Chávez y Medvedev asistirán a maniobras de las fuerzas armadas rusas en Orenburgo, según Kommersant, para ilustrar los crecientes lazos entre ambos países en materia militar y en comercio de armas.
En un hecho inusual Rusia envió este mes a Venezuela dos bombarderos rusos Tu-160 que permanecieron una semana en una base venezolana para realizar "vuelos de entrenamiento".
Una flota de buques de guerra partió el lunes de la base de Severomorsk, en el Artico, para realizar maniobras conjuntas sin precedentes con la armada venezolana en el Caribe, una región considerada desde hace un siglo por Washington como su patio trasero.
Entre los navíos figura el "Pedro el Grande", uno de los mayores buques de guerra de su clase que transporta una gran variedad de armas ,incluyendo misiles de crucero Granit, capaces de llevar ojivas nucleares.

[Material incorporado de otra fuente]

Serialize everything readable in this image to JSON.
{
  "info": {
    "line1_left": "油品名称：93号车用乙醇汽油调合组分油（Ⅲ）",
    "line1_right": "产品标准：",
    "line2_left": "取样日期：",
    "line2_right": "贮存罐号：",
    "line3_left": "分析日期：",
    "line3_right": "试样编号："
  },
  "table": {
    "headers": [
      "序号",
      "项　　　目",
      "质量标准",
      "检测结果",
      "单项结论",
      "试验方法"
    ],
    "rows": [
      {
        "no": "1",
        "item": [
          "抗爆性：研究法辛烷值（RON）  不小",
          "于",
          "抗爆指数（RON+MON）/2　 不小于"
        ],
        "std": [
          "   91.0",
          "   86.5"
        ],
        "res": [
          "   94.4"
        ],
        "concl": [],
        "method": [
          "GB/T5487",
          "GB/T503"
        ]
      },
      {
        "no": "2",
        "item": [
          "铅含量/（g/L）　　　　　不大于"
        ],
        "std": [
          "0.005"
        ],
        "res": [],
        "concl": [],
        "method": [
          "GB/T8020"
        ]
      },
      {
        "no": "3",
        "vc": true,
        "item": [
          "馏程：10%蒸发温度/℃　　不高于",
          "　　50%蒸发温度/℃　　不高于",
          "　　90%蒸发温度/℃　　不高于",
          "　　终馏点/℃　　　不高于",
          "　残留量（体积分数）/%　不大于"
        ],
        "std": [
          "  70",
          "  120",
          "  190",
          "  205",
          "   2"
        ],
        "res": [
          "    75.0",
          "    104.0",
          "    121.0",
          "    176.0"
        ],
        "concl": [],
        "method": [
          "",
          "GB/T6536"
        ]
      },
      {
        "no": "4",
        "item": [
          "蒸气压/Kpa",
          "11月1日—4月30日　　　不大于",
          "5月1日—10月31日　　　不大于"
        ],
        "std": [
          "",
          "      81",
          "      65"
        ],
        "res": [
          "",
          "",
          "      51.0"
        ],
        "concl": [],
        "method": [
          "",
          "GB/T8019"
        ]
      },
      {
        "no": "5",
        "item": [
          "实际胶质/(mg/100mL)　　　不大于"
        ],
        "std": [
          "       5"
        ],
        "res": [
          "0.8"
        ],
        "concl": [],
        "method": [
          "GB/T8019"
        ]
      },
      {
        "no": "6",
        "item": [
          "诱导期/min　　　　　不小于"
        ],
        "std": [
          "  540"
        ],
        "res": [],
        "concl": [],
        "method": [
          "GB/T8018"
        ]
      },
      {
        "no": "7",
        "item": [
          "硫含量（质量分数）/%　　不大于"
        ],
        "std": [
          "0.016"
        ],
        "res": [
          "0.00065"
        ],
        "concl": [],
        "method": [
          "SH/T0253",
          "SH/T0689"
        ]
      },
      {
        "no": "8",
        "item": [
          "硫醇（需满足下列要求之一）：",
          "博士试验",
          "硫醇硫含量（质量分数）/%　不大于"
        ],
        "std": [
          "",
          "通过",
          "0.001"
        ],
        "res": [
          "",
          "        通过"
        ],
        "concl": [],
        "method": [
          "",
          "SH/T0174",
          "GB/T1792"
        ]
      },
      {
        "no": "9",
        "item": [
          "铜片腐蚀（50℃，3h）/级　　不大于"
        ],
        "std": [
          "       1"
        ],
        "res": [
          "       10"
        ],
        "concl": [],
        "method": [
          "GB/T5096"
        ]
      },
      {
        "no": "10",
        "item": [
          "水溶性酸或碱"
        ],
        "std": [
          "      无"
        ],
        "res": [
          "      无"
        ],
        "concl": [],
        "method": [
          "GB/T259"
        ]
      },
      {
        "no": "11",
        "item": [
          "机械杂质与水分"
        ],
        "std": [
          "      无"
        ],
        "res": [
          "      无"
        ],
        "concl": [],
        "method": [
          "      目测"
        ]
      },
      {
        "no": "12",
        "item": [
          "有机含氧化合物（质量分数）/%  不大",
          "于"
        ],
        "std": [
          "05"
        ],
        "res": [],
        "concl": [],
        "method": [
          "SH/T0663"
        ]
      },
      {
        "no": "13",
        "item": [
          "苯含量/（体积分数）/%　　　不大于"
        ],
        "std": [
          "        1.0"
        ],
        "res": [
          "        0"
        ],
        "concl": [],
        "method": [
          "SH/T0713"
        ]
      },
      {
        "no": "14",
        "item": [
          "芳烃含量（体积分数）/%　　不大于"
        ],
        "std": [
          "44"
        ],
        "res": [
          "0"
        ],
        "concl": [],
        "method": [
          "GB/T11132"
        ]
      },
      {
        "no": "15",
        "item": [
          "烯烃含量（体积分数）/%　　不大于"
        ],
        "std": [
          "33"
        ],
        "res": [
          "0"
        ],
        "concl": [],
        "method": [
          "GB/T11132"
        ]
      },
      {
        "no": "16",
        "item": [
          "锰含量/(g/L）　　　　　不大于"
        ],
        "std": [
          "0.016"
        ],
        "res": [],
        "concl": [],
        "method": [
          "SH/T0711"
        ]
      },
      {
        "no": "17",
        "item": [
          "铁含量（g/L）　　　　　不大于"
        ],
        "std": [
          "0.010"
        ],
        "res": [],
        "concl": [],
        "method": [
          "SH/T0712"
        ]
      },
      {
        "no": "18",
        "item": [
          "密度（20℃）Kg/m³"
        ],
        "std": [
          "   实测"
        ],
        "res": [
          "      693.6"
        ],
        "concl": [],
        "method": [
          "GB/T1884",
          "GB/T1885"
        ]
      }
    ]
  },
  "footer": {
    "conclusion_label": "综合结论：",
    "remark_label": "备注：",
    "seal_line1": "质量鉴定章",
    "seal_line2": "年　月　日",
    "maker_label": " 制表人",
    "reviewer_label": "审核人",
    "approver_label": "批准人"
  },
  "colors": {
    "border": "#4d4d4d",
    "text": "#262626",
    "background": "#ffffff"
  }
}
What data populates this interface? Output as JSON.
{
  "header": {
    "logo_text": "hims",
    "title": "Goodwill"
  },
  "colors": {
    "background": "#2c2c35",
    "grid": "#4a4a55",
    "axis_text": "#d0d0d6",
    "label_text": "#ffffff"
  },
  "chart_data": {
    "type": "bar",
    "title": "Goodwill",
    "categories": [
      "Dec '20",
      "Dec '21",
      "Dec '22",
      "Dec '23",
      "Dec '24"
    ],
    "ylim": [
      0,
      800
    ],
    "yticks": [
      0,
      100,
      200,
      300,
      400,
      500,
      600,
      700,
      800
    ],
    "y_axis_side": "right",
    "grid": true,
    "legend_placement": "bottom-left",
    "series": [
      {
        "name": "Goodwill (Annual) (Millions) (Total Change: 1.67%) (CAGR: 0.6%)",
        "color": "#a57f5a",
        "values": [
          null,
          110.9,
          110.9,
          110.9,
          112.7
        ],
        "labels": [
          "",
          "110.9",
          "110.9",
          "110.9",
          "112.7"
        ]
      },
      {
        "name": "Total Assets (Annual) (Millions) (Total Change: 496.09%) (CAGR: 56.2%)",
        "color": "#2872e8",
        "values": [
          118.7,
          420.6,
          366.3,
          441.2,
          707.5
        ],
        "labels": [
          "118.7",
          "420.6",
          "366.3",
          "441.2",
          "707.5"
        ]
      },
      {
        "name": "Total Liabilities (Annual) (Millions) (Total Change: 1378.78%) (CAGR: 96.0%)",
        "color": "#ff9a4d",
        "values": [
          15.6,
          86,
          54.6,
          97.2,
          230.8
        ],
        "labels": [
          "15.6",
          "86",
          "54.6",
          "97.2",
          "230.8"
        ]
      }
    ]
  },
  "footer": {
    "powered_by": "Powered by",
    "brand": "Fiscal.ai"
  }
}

Chávez consideró que la presencia de los aviones rusos en Venezuela constituyó una "advertencia" para Washington.
"Rusia está con nosotros (...) Somos aliados estratégicos. Es un mensaje al imperio. Venezuela ya no es aquella pobre y solitaria, explotada y humillada en el suelo", declaró.
El envío de buques de guerra al Caribe se produce tras la reacción iracunda de Moscú al despliegue de navíos estadounidenses en Georgia para entregar ayuda humanitaria y los plances de Washington de instalar sistemas de defensa antimisiles en Polonia y República Checa, dos países de la ex órbita soviética.
El portavoz de departamento de defensa estadounidense, Geoff Morrell, le restó sin embargo importancia a las maniobras conjuntas. "No creo que esto preocupe a nadie" en el Pentágono, afirmó.
Durante su estadía en Rusia, Chávez debería hacer una declaración de apoyo a Rusia por su intervención en agosto contra Georgia, sin reconocer sin embargo las repúblicas separatistas de Osetia del Sur y Abjasia, en el centro del conflicto militar del mes pasado entre Moscú y Tiflis, afirmó Kommersant, citando a una fuente de la delegación venezolana.
Chávez también debería conversar sobre temas económicos, en particular la creación de un banco ruso-venezolano y oportunidades de negocio para el gigante ruso del gas Gazprom en Venezuela.
Venezuela compró aviones de caza, carros de combate y fusiles de asalto a Rusia y planea adquirir sistemas sistemas antiaéreos, vehículos blindados y aviones de combate, según anunció el director de Russian Technologies, Serguei Shemezov, cercano al ex presidente y actual primer ministro ruso, Vladimir Putin.
El 11 de setiembre Venezuela decidió expulsar al embajador de Estados Unidos "ante las reiteradas demostraciones de hostilidad del gobierno de Estados Unidos hacia el pueblo de Venezuela" y en solidaridad con Bolivia.
La semana pasada, el Instituto Internacional de Estudios Estratégicos (IISS), con sede en Londres, afirmó que Rusia usa sus relaciones con Caracas para enviar a Washington el mensaje de que "si se mete en su patio trasero, como hizo con Georgia, Rusia se meterá en el patio trasero de Estados Unidos", y desestimó el valor de la "alianza estratégica" reivindicada por Chávez.